Different Types of Curtain Headings Explained

Curtains have been used to dress windows for hundreds of years. As the decades past the simple lengths of fabrics suspended from window openings to help keep rooms cool have evolved to compliment the various interior design styles we see today.

Having a curtains to enhance your décor is an essential part of any interior, along with the right type of fabric and design your curtains also need to be hung in a style befitting your decorating motif.

You’ll also have to consider the weight of the fabric and the type of track or pole you wish to hang the curtains from to get the right look in the correct setting.

Full length curtains can be quite weighty, as such you’ll need a substantial pole or track to hang them from. On the other hand voiles and sheers are extremely lightweight, so it’s possible to hang them from narrow diameter poles and even tension wire.

Let’s take a look at 5 of the most popular curtain headings in more detail.

Pencil Pleat

Pencil pleat headings are one of the most popular curtain headings. They offer a neat and tidy look to compliment the vast majority of decorating motifs. Due to their nature pencil headings can be found on virtually any weight of fabric, from the lightest voile panels to thick chenilles and damask fabrics.

One of the great advantages of pencil pleat headings is that you are given the option of hanging them from tracks or poles to suit the style of your home.
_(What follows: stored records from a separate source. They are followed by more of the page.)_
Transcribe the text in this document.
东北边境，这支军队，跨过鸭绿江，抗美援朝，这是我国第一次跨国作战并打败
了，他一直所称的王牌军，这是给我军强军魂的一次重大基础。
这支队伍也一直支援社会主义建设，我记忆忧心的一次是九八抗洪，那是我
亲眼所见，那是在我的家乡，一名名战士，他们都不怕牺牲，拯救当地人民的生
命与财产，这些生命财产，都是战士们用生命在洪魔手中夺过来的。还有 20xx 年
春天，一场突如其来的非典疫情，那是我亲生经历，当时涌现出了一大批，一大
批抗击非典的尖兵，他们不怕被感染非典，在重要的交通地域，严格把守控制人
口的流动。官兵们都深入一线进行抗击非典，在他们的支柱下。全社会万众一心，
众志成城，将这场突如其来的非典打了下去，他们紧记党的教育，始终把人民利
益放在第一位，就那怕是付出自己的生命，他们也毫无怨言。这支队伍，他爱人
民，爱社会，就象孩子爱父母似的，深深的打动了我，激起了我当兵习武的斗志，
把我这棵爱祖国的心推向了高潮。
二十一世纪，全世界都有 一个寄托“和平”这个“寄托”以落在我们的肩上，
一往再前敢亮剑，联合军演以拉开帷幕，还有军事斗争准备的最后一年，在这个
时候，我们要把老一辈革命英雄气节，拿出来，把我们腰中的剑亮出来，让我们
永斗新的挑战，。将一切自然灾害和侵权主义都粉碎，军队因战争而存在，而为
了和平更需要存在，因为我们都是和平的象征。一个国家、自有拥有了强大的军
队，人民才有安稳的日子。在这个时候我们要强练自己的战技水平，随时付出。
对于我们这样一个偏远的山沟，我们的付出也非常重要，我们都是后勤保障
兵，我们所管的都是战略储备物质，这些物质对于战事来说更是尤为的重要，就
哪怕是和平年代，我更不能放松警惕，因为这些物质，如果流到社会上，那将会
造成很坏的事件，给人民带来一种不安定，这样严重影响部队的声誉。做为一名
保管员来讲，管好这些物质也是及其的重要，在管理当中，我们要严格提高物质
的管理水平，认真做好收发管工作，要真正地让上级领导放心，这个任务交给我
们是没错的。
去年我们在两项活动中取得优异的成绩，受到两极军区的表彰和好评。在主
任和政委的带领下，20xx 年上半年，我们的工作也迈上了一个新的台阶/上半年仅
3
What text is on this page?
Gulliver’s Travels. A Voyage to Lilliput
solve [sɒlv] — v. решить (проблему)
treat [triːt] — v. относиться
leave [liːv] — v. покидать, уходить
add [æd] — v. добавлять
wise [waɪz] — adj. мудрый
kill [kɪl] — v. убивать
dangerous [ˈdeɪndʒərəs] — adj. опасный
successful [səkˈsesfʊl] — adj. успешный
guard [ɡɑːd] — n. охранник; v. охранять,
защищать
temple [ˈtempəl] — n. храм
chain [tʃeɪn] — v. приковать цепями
Traditionally pencil pleat headed curtains are hung from tracks. Clips fix to the heading tape at regular intervals and then the clip is snapped over the face of the track. The end result is curtains which hang with tidy pencil pleats which can be close together or spaced apart according to your needs. To achieve the desired gather you simply pull the cords which are threaded through the heading tape until the curtain is suitably adjusted.

To hang pencil pleat curtains from a pole you use a different style of hook which attaches to the heading tape. The other end of the hook is them looped into a small eyelet screw which is attached to the bottom of a curtain ring. The rings are then slid over the pole to hang the curtains in place.

Slot Top/Rod Pocket

Slot top or rod pockets are the simplest of all curtain headings. They don’t have any heading tape or eyelets, they are simply threaded directly onto a narrow gauge curtain pole. These types of headings are most commonly seen on lightweight voiles, sheers and nets.

Eyelet

Eyelet curtains are designed solely to be used with poles. The eyelets are built into the top of the curtain itself. Eyelet curtains are very easy to hang, you simply thread the pole through each of the eyelets. The end result gives an equidistant gentle wave-like fold.

Tab Top

Tab top curtains are made with tabs made from the same or contrasting pieces of fabric. Like eyelet curtains they require no pins or hooks to hang them, the pole is threaded through the tabs. Tab top curtains can be found in various weights of fabrics, however, due to the fact that the sit directly onto the pole it is essential to keep the pole completely smooth and dust free in order for the tabs to slide easily without snagging.

Pinch Pleat

Pinch pleat curtains are majestic and orderly. The pleats are made by pinching the fabric at equidistant intervals and sewn into place at the top of the curtain so that they always remain in exactly the same place. They are available in made to measure curtains with a choice of 3 inch or 6 inch distance pleats. They are ideal for formal rooms as they give a look of grandeur and style, although they look equally at home in modern houses too. Pinch pleat curtains are typically made from middle to heavy weight fabrics and usually come fully lined.